22.楚野论道:燃灯会孔子,儒道立千秋

    22.楚野论道:燃灯会孔子,儒道立千秋 (第2/3页)

  “久闻夫子周游列国,推行儒家治国之道,心怀天下,令人敬佩。今日有缘相遇,可否请夫子与我讲一讲,何为儒?”

    孔子闻言,神色一正,疲惫尽去,双目之中透出万丈光华,声音沉稳而坚定:

    “仁德之风曰儒,浩然正气曰儒。

    仁者爱人,义者正气,礼者有德,智者聪敏,信者无妄,恕者宽容,忠者赤诚,孝,乃是为人立身之根本!

    以这九项美德教化世人,使人修身养性,奋发向善,则天下可归大治,万民可享安乐。”

    燃灯微微颔首,又轻叹一声,问道:

    “如今天下战火四起,万民无辜,却受颠沛流离之苦,铁蹄所至,死伤无数,妻离子散,家破人亡。哀鸿遍野,满目疮痍——敢问夫子,这一切,是天数注定,还是人为之祸?”

    孔子听到“天数”二字,猛地抬头,面色一正,声音陡然拔高,字字铿锵,响彻荒野:

    “若这便是天道,那此天,不要也罢!

    天道即人道,天心即人心!

    上天若违背万民意愿,便换一个苍天;

    大地若不顺从生民期盼,便再辟一方大地;

    当权诸侯,若罔顾黎民生死,视百姓为草芥,一样可以推翻、可以更换!”

    这一番话,慷慨激昂,石破天惊!

    话音未落,孔子头顶那道华盖紫气骤然暴涨,冲天而起,化作青龙白虎之形,龙吟虎啸,正气浩荡,直冲九霄,连高高在上的天道秩序,都为之微微震动!

    燃灯站在一旁,也为之动容。

    这番气魄,这番担当,便是三界混元圣人,也未必能轻易道出!

    他依旧不动声色,缓缓问道:

    “天地杀劫,轮回有定,生死在天,非人力可以扭转。人无功德于天,受劫历难,本是自然之理。圣人出世,也不过顺应天道而已。”

    孔子闻言,眉头一皱,声音越发严厉:

    “如今天下诸教,多是私心作祟,满口天道慈悲,实则漠视生民疾苦,不过是借‘天道’二字,为自己的冷漠与恶行找一个冠冕堂皇的借口!

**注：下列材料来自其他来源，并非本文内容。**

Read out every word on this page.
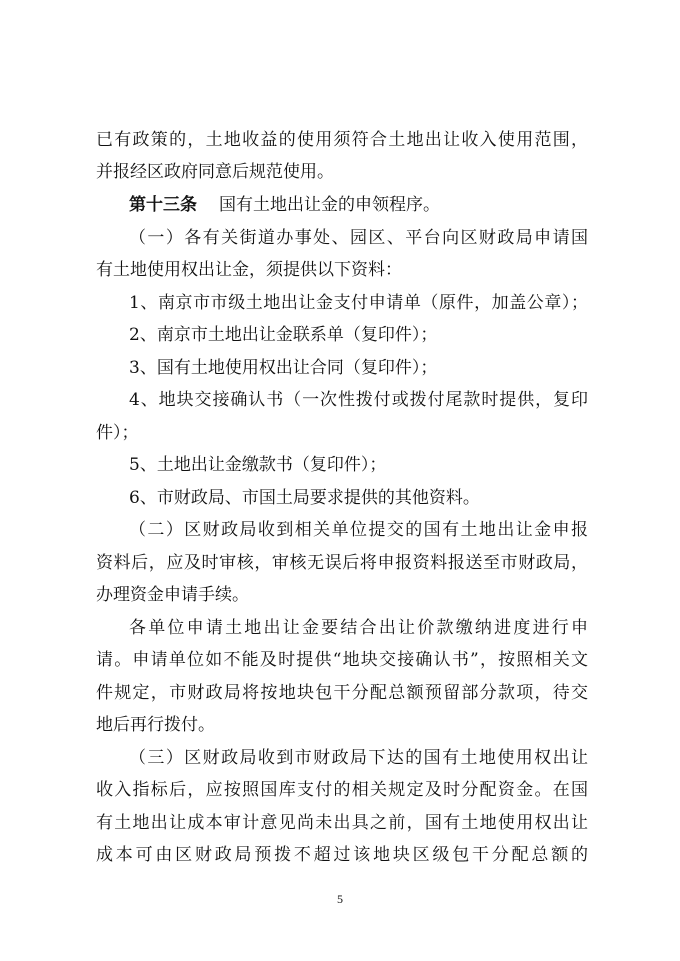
已有政策的，土地收益的使用须符合土地出让收入使用范围，
并报经区政府同意后规范使用。
第十三条 国有土地出让金的申领程序。
（一）各有关街道办事处、园区、平台向区财政局申请国
有土地使用权出让金，须提供以下资料：
1、南京市市级土地出让金支付申请单（原件，加盖公章）；
2、南京市土地出让金联系单（复印件）；
3、国有土地使用权出让合同（复印件）；
4、地块交接确认书（一次性拨付或拨付尾款时提供，复印
件）；
5、土地出让金缴款书（复印件）；
6、市财政局、市国土局要求提供的其他资料。
（二）区财政局收到相关单位提交的国有土地出让金申报
资料后，应及时审核，审核无误后将申报资料报送至市财政局，
办理资金申请手续。
各单位申请土地出让金要结合出让价款缴纳进度进行申
请。申请单位如不能及时提供“地块交接确认书”，按照相关文
件规定，市财政局将按地块包干分配总额预留部分款项，待交
地后再行拨付。
（三）区财政局收到市财政局下达的国有土地使用权出让
收入指标后，应按照国库支付的相关规定及时分配资金。在国
有土地出让成本审计意见尚未出具之前，国有土地使用权出让
成本可由区财政局预拨不超过该地块区级包干分配总额的
5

    这般只知顺应天数、不顾百姓死活的‘圣人’,不过是伪圣罢了!”

    “伪圣”二字一出,天地仿佛为之一静。

    圣人,乃是洪荒天地间至高无上的存在,燃灯万万没有想到,凡尘之中,竟有人敢有如此惊世骇俗、直指本心的言论!

    他修为深厚,心境稳固,瞬息便压下心中惊涛骇浪,沉声再问:

    “那依夫子之见,如何方为真圣人?”

    孔子神情肃穆,周身正气凛然,仿佛整个人都在发光,一字一句,清晰无比:

    “圣人者,根基在人。

    以圣德施于人,使人真心敬服,方为圣人。

    若只依仗神通法力,强迫世人敬畏,空有圣人之力,而无圣人之德,何以为圣?

    德操高尚,才智超凡,使天下人无不心悦诚服,以其言律己,以其德省过,平息战乱,消除灾祸,使四海升平,万民安乐……

    此方可谓真圣人!”

    颜回在旁听得心潮澎湃,立刻郑重记下:

    “子不语:怪、力、乱、神。”

    燃灯听罢,久久不语,随即连声道:

    “好!好!好!

    夫子有如此大胸怀、大志愿、大担当,实在是洪荒万生之幸!”

    他虽早已从后世文脉之中知晓孔子大道,可此刻亲耳听闻夫子亲口论道,依旧热血沸腾,心潮狂涌。

    脑海中闪过后世无数画面:

    一代代文人志士,在儒家教化之下,“达则兼济天下,穷则独善其身”,“居庙堂之高则忧其民,处江湖之远则忧其君”,“先天下之忧而忧,后天下之乐而乐”,前赴后继,撑起了整个中华民族的精神脊梁。

    这一刻,燃灯心中更加坚定:

    无论付出多少因果,也要助孔子,将这一脉儒学,发扬光大,永传世间。

    论道已毕,燃灯告辞离去,依旧隐身云端,静观孔子一生。

    此后多年,孔子依旧奔波列国,推行仁政,却始终不被诸侯重用,唯有一众弟子不离不弃,追随左右,求学问道。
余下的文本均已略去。